Maria a décidé de demander de l’aide à Quito, la capitale équatorienne, mais le soutien psycho-social était en pénurie. Lorsque la famille a été réinstallée au Canada en 2014, un diagnostic de troubles psychosomatiques liés à des traumatismes a été rendu et Miguel a pu obtenir l’aide dont il avait besoin pendant les visites à RIVO, une organisation à but non lucratif basée à Montréal, qui fournit l’aide d’experts à des réfugiés qui subissent les conséquences de la violence.
A RIVO, Miguel peut dessiner, faire de l’artisanat, jouer avec de la pâte à modeler et bénéficier d’un soutien avec son thérapeute qui l’aide à surmonter ses craintes.
« Les problèmes de santé mentale peuvent être un concept abstrait pour les personnes qui ne sont pas en contact direct avec les réfugiés souffrant de problèmes psychologiques », explique Véronique Harvey, porte-parole de RIVO et elle-même thérapeute.

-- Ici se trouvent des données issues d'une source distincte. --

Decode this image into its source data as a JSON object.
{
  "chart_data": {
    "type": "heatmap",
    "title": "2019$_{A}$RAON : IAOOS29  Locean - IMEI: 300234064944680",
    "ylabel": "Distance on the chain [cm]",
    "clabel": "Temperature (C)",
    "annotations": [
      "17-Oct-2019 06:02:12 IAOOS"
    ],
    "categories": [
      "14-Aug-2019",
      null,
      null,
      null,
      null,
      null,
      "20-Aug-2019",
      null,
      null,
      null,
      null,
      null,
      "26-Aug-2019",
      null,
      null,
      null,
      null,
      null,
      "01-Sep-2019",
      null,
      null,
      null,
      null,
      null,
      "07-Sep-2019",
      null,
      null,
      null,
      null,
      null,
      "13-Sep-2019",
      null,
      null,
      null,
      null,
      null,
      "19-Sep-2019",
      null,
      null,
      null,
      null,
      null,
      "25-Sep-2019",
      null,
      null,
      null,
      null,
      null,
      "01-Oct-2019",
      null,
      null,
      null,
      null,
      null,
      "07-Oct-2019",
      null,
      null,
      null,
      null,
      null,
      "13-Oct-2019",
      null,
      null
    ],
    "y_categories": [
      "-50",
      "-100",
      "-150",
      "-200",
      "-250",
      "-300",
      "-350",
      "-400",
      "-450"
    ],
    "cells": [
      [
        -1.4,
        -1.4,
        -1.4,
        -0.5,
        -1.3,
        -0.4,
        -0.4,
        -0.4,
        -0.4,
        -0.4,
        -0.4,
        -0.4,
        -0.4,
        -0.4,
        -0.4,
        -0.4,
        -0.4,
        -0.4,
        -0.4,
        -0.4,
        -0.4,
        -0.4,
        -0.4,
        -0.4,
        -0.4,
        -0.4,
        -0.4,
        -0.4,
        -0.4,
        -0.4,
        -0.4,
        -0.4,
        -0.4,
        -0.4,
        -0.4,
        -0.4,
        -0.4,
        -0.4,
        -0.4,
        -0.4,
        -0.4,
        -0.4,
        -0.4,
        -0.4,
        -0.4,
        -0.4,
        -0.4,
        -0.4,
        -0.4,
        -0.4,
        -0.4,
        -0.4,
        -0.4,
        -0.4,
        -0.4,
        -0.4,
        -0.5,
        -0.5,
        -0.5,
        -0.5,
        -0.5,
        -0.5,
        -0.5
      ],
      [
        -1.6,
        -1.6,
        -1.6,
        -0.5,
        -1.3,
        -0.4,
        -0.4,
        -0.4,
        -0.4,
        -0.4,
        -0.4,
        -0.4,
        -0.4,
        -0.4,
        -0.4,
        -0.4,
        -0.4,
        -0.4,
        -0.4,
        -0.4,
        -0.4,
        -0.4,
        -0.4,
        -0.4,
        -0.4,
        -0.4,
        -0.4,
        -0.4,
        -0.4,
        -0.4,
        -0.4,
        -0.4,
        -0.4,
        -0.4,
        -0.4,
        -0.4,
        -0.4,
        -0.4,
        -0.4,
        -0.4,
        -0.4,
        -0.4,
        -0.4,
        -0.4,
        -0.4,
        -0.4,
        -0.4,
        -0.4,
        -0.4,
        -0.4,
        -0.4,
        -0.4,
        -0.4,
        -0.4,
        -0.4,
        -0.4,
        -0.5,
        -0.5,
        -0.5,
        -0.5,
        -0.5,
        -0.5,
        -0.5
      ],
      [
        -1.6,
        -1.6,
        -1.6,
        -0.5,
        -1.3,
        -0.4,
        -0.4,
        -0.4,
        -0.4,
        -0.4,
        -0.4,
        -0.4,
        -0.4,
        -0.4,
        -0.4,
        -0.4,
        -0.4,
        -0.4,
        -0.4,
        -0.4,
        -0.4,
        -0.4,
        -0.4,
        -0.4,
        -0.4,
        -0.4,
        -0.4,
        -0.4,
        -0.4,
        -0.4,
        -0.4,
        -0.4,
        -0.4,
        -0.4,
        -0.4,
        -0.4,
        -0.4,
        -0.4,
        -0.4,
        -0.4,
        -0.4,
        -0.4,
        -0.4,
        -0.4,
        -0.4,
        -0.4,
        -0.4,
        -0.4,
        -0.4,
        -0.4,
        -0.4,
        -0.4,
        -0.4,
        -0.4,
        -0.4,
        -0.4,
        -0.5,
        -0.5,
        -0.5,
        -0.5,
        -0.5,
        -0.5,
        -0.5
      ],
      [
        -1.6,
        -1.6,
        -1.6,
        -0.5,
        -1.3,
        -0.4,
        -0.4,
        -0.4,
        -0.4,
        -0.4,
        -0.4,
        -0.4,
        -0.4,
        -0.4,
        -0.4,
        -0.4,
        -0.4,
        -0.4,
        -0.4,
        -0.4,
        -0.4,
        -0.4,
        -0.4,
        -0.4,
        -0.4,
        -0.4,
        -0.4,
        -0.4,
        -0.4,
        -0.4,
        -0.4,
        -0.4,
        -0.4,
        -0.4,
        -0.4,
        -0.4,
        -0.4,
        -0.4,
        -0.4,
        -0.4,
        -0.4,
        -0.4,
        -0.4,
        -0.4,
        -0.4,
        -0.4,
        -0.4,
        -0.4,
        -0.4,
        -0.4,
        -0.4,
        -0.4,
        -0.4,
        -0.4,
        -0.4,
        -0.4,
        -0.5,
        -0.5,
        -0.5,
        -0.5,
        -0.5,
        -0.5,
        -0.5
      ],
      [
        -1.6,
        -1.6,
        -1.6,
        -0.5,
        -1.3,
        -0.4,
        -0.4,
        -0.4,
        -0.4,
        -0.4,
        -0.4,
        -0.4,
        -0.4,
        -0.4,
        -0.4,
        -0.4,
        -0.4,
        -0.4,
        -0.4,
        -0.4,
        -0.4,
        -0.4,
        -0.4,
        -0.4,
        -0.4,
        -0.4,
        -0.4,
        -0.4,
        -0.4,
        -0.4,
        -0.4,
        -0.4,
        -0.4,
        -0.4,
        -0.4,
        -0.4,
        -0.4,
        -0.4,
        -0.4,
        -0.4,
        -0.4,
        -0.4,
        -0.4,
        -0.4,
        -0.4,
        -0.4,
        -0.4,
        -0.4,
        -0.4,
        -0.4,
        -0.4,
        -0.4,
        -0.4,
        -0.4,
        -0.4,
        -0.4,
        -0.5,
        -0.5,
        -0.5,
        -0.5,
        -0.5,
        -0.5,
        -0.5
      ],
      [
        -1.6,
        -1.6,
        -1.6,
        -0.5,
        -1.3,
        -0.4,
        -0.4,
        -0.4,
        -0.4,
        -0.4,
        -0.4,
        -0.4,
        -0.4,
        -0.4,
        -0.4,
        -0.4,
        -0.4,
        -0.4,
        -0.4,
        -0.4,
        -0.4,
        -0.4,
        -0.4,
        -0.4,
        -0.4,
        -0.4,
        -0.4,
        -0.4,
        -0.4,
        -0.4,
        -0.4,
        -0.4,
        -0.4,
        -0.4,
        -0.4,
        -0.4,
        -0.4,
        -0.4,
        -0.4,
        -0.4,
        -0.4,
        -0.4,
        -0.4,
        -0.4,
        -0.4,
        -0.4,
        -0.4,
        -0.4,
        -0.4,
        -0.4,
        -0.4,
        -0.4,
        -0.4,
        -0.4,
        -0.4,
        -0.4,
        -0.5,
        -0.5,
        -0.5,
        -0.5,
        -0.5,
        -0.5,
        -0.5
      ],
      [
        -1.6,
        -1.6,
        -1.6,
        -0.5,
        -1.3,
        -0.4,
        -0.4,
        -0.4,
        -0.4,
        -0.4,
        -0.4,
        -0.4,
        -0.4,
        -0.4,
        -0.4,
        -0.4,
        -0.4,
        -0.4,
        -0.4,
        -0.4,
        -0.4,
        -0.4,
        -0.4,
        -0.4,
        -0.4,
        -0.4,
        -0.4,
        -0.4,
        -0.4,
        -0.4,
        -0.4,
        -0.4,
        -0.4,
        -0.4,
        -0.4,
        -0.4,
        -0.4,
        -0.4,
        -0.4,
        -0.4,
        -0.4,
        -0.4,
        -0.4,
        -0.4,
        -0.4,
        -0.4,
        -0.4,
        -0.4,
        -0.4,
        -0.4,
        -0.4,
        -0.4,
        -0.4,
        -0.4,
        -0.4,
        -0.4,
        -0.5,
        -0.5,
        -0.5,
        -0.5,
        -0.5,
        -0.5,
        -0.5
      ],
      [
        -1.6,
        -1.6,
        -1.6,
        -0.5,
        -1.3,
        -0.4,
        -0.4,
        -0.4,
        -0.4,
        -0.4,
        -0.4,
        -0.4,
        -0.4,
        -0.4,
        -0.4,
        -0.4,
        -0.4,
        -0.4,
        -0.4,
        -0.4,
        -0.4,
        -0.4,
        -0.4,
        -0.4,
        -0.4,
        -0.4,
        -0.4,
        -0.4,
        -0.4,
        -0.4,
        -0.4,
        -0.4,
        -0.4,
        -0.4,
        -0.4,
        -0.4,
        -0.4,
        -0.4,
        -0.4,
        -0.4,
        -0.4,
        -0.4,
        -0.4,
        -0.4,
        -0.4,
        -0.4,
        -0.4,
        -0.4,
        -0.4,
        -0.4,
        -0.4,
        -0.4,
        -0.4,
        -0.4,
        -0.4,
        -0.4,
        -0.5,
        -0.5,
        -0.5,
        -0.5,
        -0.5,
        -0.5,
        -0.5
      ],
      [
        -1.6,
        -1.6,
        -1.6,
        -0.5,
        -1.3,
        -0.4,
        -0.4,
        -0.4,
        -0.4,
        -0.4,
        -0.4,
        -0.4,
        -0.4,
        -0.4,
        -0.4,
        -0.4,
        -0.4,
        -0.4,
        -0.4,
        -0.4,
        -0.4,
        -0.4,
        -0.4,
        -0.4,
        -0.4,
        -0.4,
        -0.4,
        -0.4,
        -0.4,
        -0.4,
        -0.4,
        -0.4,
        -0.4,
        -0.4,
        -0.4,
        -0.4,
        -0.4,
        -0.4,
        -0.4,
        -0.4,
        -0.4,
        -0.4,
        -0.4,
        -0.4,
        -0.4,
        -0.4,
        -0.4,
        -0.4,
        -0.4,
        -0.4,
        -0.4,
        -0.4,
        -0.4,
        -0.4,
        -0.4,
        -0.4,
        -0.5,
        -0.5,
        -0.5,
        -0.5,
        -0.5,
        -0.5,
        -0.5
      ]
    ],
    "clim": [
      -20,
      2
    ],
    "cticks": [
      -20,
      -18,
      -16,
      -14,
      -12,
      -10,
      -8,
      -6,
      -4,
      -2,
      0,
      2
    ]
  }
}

« Il est important d’accroître la sensibilisation aux blessures émotionnelles de manière à les rendre visibles aux yeux du grand public et des gouvernements. »

« Voilà pourquoi il est si important d’accroître la sensibilisation aux blessures émotionnelles de manière à les rendre visibles aux yeux du grand public et des gouvernements. Parfois on ne comprend pas ce qu’ont vécu des personnes souffrant d’une maladie mentale, mais nous avons besoin de les écouter, de les soutenir et de les aider à reconstruire leur identité et leur estime de soi », ajoute-t-elle.
Le HCR, l’Agence des Nations Unies pour les réfugiés, tient en compte les problèmes de santé mentale et intègre le soutien psychologique dans le cadre de son mandat en matière de protection. Il vise à intégrer une aide psychologique de base dans ses programmes. Idéalement, un soutien psychologique pour les enfants comme Manuel devrait déjà commencer dans les pays de premier refuge.
La thérapie qu’il reçoit à Montréal vise à ce que Miguel puisse a la fois faire face à ses sentiments angoissants et mieux les surmonter. En plus de mieux gérer sa peur grâce au travail avec la pâte à modeler, le dessin lui permet de gérer ses sentiments d’isolement et de colère ainsi que de faire le lien entre son comportement et ses interactions avec les autres.
Dans un premier temps, Miguel était réticent à participer aux séances de thérapie, qui durent désormais depuis neuf mois. En tant que premier résultat de ce soutien psychologique, il craint que l’activité touche à sa fin. Il a pris l’habitude de travailler avec son thérapeute, Julia, et se sent en sécurité avec elle.
« Je suis en train de lui expliquer que cela ne dépend pas de moi », explique Maria, sa mère, qui se rend également compte des bienfaits de ce traitement. « Je lui dis sans cesse que nous allons vérifier avec Julia ses projets pour mettre fin à la thérapie. »
* Noms fictifs pour des raisons de protection.